The intersection of Walnut and Main streets in Hellertown, looking east on Walnut.

April’s abrupt closure of the Meadows Road bridge south of Hellertown is already having a noticeable impact on traffic at the intersection of Walnut and Main streets, where more motorists are now turning to reach the next span to the north–the Walnut Street bridge–Hellertown Borough Council president Tom Rieger told council Monday.

Rieger said he would like council to ask PennDOT to study the possibility of adding left turn arrows at the Walnut Street intersection as part of a proactive approach to the traffic “storm to come”; a confluence of closed bridges that will likely put a strain on the Walnut Street light when the Water Street Bridge is closed for replacement during the summer of 2019.

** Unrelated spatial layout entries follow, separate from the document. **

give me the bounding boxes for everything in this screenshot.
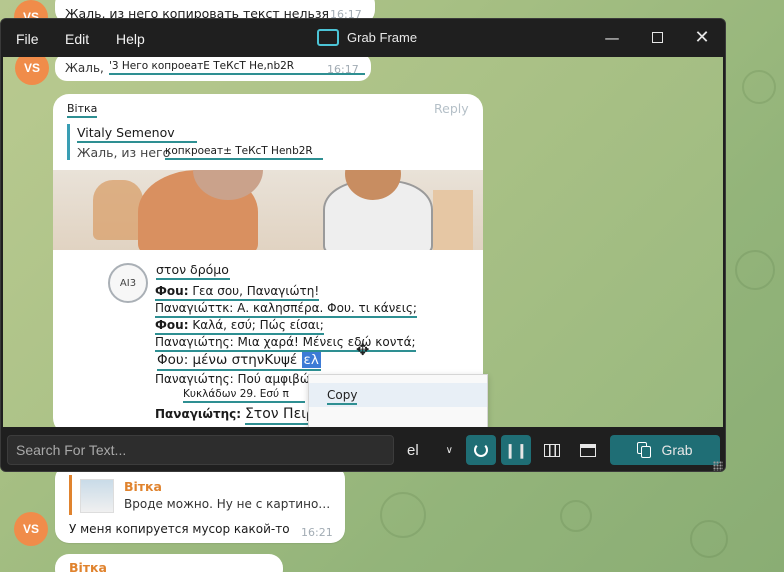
message-time: 16:17 [327,63,359,76]
quote-author[interactable]: Vitaly Semenov [77,125,197,143]
minimize-icon[interactable]: — [599,27,625,49]
message-bubble[interactable]: Вiтка [55,554,283,572]
reply-label: Reply [434,101,469,116]
pause-button[interactable]: ❙❙ [501,435,531,465]
speaker: Фоu: [155,318,189,332]
ocr-line[interactable]: Παναγιώτης: Μια χαρά! Μένεις εδώ κοντά; [155,335,416,352]
chevron-down-icon: ∨ [445,444,453,456]
speaker: Παναγιώτης: [155,372,234,386]
ocr-line[interactable]: Κυκλάδων 29. Εσύ π [183,388,305,403]
refresh-button[interactable] [466,435,496,465]
ocr-text[interactable]: копкроеат± ТеКсТ Henb2R [165,145,323,160]
quote-prefix: Жаль, из него [77,145,171,160]
ocr-line[interactable]: Фоu: Καλά, εσύ; Πώς είσαι; [155,318,324,335]
line-text: μένω στηνΚυψέ [192,352,298,368]
ocr-text[interactable]: στον δρόμο [156,262,230,280]
ocr-line[interactable]: Παναγιώττκ: Α. καλησπέρα. Φου. τι κάνεις… [155,301,417,318]
line-text: Πού αμφιβώ [237,372,310,386]
window-icon [580,443,596,457]
refresh-icon [474,443,488,457]
sticker-badge: AI3 [108,263,148,303]
wallpaper-doodle [560,500,592,532]
sender-name: Вiтка [69,560,107,572]
speaker: Φου: [157,352,189,368]
message-text: У меня копируется мусор какой-то [69,522,290,536]
speaker: Фоu: [155,284,189,298]
resize-grip-icon[interactable] [713,461,723,471]
quote-author: Вiтка [124,479,162,494]
context-menu-item-copy[interactable]: Copy [309,383,487,407]
speaker: Παναγιώτης: [155,407,242,421]
title-bar[interactable]: File Edit Help Grab Frame — ✕ [1,19,725,57]
avatar[interactable]: VS [14,512,48,546]
window-view-button[interactable] [573,435,603,465]
line-text: Α. καλησπέρα. Φου. τι κάνεις; [237,301,417,315]
line-text: Γεα σου, Παναγιώτη! [192,284,320,298]
menu-help[interactable]: Help [116,31,145,47]
pause-icon: ❙❙ [504,441,528,458]
image-illustration [53,170,483,250]
message-bubble[interactable]: Вiтка Вроде можно. Ну не с картино… У ме… [55,465,345,543]
menu-file[interactable]: File [16,31,39,47]
wallpaper-doodle [742,70,776,104]
context-menu[interactable]: Copy [308,374,488,427]
sender-name[interactable]: Вiтка [67,102,98,118]
avatar: VS [15,57,49,85]
ocr-line[interactable]: Φου: μένω στηνΚυψέ ελ [157,352,321,371]
grab-frame-window[interactable]: File Edit Help Grab Frame — ✕ VS Жаль, '… [0,18,726,472]
mouse-cursor-icon: ✥ [356,340,370,359]
message-bubble: Жаль, '3 Него копроеатЕ ТеКсТ Не,nb2R 16… [55,57,371,81]
toolbar: el ∨ ❙❙ Grab [1,427,725,471]
language-select[interactable]: el ∨ [399,435,461,465]
wallpaper-doodle [690,520,728,558]
copy-icon [637,442,652,458]
close-icon[interactable]: ✕ [689,27,715,49]
line-text: Μια χαρά! Μένεις εδώ κοντά; [237,335,416,349]
menu-edit[interactable]: Edit [65,31,89,47]
table-icon [544,443,560,457]
line-text: Καλά, εσύ; Πώς είσαι; [192,318,324,332]
reply-quote[interactable]: Вiтка Вроде можно. Ну не с картино… [69,475,331,515]
speaker: Παναγιώττκ: [155,301,234,315]
grab-frame-app-icon [317,29,339,46]
window-title: Grab Frame [347,30,418,45]
message-time: 16:21 [301,526,333,539]
message-text: Жаль, [65,61,104,75]
quote-thumbnail-icon [80,479,114,513]
line-text: Κυκλάδων 29. Εσύ π [183,388,289,400]
quote-text: Вроде можно. Ну не с картино… [124,497,331,511]
wallpaper-doodle [380,492,426,538]
grab-button-label: Grab [661,442,693,458]
maximize-icon[interactable] [644,27,670,49]
ocr-line[interactable]: Фоu: Γεα σου, Παναγιώτη! [155,284,320,301]
grab-button[interactable]: Grab [610,435,720,465]
table-view-button[interactable] [537,435,567,465]
wallpaper-doodle [735,250,775,290]
capture-frame[interactable]: VS Жаль, '3 Него копроеатЕ ТеКсТ Не,nb2R… [3,57,723,427]
ocr-line[interactable]: Παναγιώτης: Πού αμφιβώ [155,372,310,386]
selected-text: ελ [301,352,321,368]
search-input[interactable] [7,435,394,465]
speaker: Παναγιώτης: [155,335,234,349]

The county-owned Meadows Road Bridge will still be closed at that point, according to officials, as its replacement is a process likely to take years.

Rieger predicted that traffic will be “an absolute nightmare” as a result.

“Walnut Street is going to be the way to get across the crick,” he said.

Even before a green arrow or arrows are possibly added, Rieger said changing the timing of that light should be requested from PennDOT.

Borough engineer Bryan Smith said retiming a light on a state road requires a traffic study, but normally the process takes no more than 30 days.

Council agreed that they should discuss this matter and the potential cost of a traffic study with Northampton County officials, since it is the county-owned bridge’s closure that is pushing more traffic into the borough and affecting its infrastructure.

Council also agreed that there should be renewed communication with PennDOT about the Water Street Bridge, after Mayor David Heintzelman questioned whether the 80-year-old span will actually pass inspections and remain open to traffic until its scheduled replacement, as it appears to possibly be deteriorating at a rate faster than originally forecast.

Recently a large pothole opened in the middle of the bridge, creating a window to the creek below in the roadway and necessitating emergency repairs.

“I don’t think this is a scenario in which PennDOT can drag its feet for four or five months,” Rieger said, returning to the subject of the Walnut Street light.

“They should at least meet with us,” borough police chief Robert Shupp told council.

Shupp called the traffic situation at Walnut Street since the Meadows Road bridge was closed in early April “nuts,” and said part of the reason for that might be that people unfamiliar with the area may not know they can travel west by turning left at Water Street, at least for now.

Although no firm plans were put in place, council members said they want to meet with both Northampton County and PennDOT officials in the near future.